Keine Zeitschrift ohne Rezeptideen, kein Fernsehprogramm ohne Kochsendung. Vegetarisch oder vegan, Steinzeit- oder Mittelmeerdiät, keine oder nur wenige Kohlenhydrate? Essen ist omnipräsent, und es fehlt nicht an guten Ratschlägen für eine gesunde Ernährung. Aber gerade bei der Ernährung bleiben sich die Deutschen treu: zu süß, zu fett, zu salzig. Bekannte Folgen: Mehr als die Hälfte der deutschen Frauen und zwei Drittel der Männer sind übergewichtig.
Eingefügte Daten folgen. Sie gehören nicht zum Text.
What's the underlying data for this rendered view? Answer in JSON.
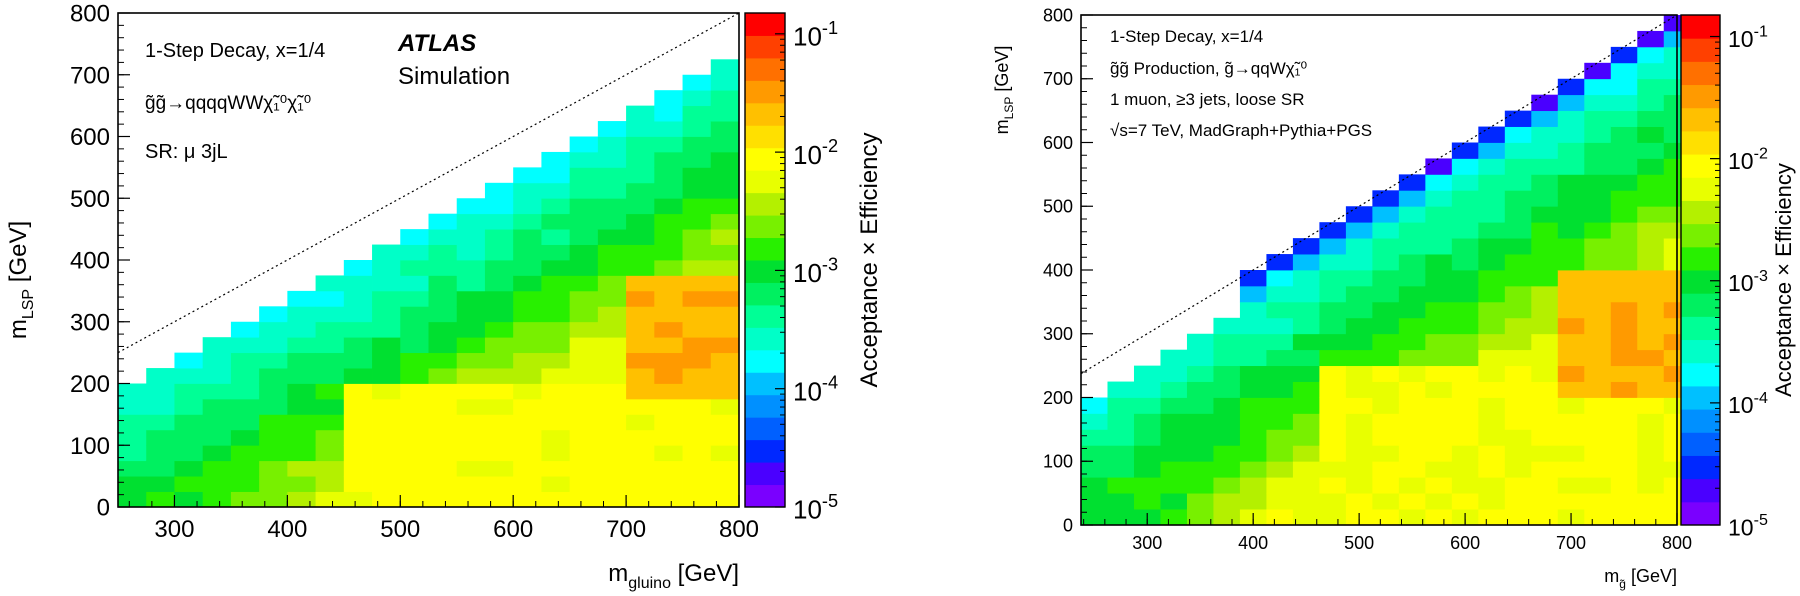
{
  "chart_data": [
    {
      "type": "heatmap",
      "title": "",
      "xlabel": "m",
      "xlabel_sub": "gluino",
      "xlabel_unit": " [GeV]",
      "ylabel": "m",
      "ylabel_sub": "LSP",
      "ylabel_unit": " [GeV]",
      "xlim": [
        250,
        800
      ],
      "ylim": [
        0,
        800
      ],
      "x_ticks": [
        "300",
        "400",
        "500",
        "600",
        "700",
        "800"
      ],
      "y_ticks": [
        "0",
        "100",
        "200",
        "300",
        "400",
        "500",
        "600",
        "700",
        "800"
      ],
      "colorbar_label": "Acceptance × Efficiency",
      "colorbar_scale": "log",
      "colorbar_range": [
        1e-05,
        0.15
      ],
      "colorbar_ticks": [
        {
          "base": "10",
          "exp": "-5",
          "value": 1e-05
        },
        {
          "base": "10",
          "exp": "-4",
          "value": 0.0001
        },
        {
          "base": "10",
          "exp": "-3",
          "value": 0.001
        },
        {
          "base": "10",
          "exp": "-2",
          "value": 0.01
        },
        {
          "base": "10",
          "exp": "-1",
          "value": 0.1
        }
      ],
      "annotations": [
        "1-Step Decay, x=1/4",
        "g̃g̃→qqqqWWχ̃₁⁰χ̃₁⁰",
        "SR: μ 3jL"
      ],
      "experiment_label": "ATLAS",
      "experiment_sublabel": "Simulation",
      "bin_width_x": 25,
      "bin_width_y": 25,
      "diagonal_line": "m_LSP = m_gluino"
    },
    {
      "type": "heatmap",
      "title": "",
      "xlabel": "m",
      "xlabel_sub": "g̃",
      "xlabel_unit": " [GeV]",
      "ylabel": "m",
      "ylabel_sub": "LSP",
      "ylabel_unit": " [GeV]",
      "xlim": [
        237.5,
        800
      ],
      "ylim": [
        0,
        800
      ],
      "x_ticks": [
        "300",
        "400",
        "500",
        "600",
        "700",
        "800"
      ],
      "y_ticks": [
        "0",
        "100",
        "200",
        "300",
        "400",
        "500",
        "600",
        "700",
        "800"
      ],
      "colorbar_label": "Acceptance × Efficiency",
      "colorbar_scale": "log",
      "colorbar_range": [
        1e-05,
        0.15
      ],
      "colorbar_ticks": [
        {
          "base": "10",
          "exp": "-5",
          "value": 1e-05
        },
        {
          "base": "10",
          "exp": "-4",
          "value": 0.0001
        },
        {
          "base": "10",
          "exp": "-3",
          "value": 0.001
        },
        {
          "base": "10",
          "exp": "-2",
          "value": 0.01
        },
        {
          "base": "10",
          "exp": "-1",
          "value": 0.1
        }
      ],
      "annotations": [
        "1-Step Decay, x=1/4",
        "g̃g̃ Production, g̃→qqWχ̃₁⁰",
        "1 muon, ≥3 jets, loose SR",
        "√s=7 TeV, MadGraph+Pythia+PGS"
      ],
      "bin_width_x": 25,
      "bin_width_y": 25,
      "diagonal_line": "m_LSP = m_g̃"
    }
  ],
  "colors": {
    "palette": [
      "#7a00ff",
      "#4a00ff",
      "#0028ff",
      "#0060ff",
      "#0090ff",
      "#00c0ff",
      "#00ffff",
      "#00ffc8",
      "#00ff96",
      "#00f060",
      "#00e030",
      "#28f000",
      "#78f000",
      "#b4f000",
      "#e8ff00",
      "#ffff00",
      "#ffe000",
      "#ffc000",
      "#ff9a00",
      "#ff7000",
      "#ff4000",
      "#ff0000"
    ]
  }
}
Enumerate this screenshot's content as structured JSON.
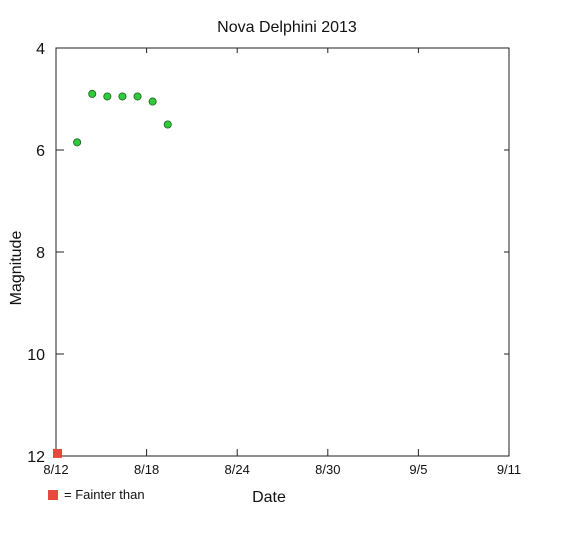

An Untersuchungen hierzu fehlt es nicht. Ende letzten Jahres stellte der Bericht „Gesundheit in Deutschland“ des Robert Koch-Instituts der deutschen Bevölkerung eigentlich ein gutes Gesundheitszeugnis aus: sinkende Sterblichkeitsraten, weniger Erkrankungen an Herzinfarkt, Schlaganfall und koronarer Herzkrankheit; aber auch besorgniserregende Fallzahlen an Diabetes und Adipositas. Daneben bestimmt ein weiterer Faktor die Gesundheit der Bevölkerung: der soziale Status. Menschen aus sozial schwächeren Schichten sterben früher, Frauen um acht Jahre, Männer um elf Jahre. Und sie ernähren sich schlechter. Im Januar präsentierte der für die Ernährung zuständige Landwirtschaftsminister Christian Schmidt (CSU) – Stichwort Prävention: warum eigentlich nicht Gröhe? – den Ernährungsreport 2016. Seine Schlussfolgerung aus dem Bericht, die Deutschen würden sich ausgewogen und gesund ernähren, ließ bei den Diabetologen den Blutdruck steigen. „Diese Darstellung des Ministeriums widerspricht fundamental der Ernährungsrealität in Deutschland“, kritisierte die Deutsche Diabetes Gesellschaft den Minister. Auch hier der Hinweis auf den zu hohen Verbrauch von Zucker, Fett und Salz als Hauptursachen für Diabetes, Herz-Kreislauf-Erkrankungen und Krebs.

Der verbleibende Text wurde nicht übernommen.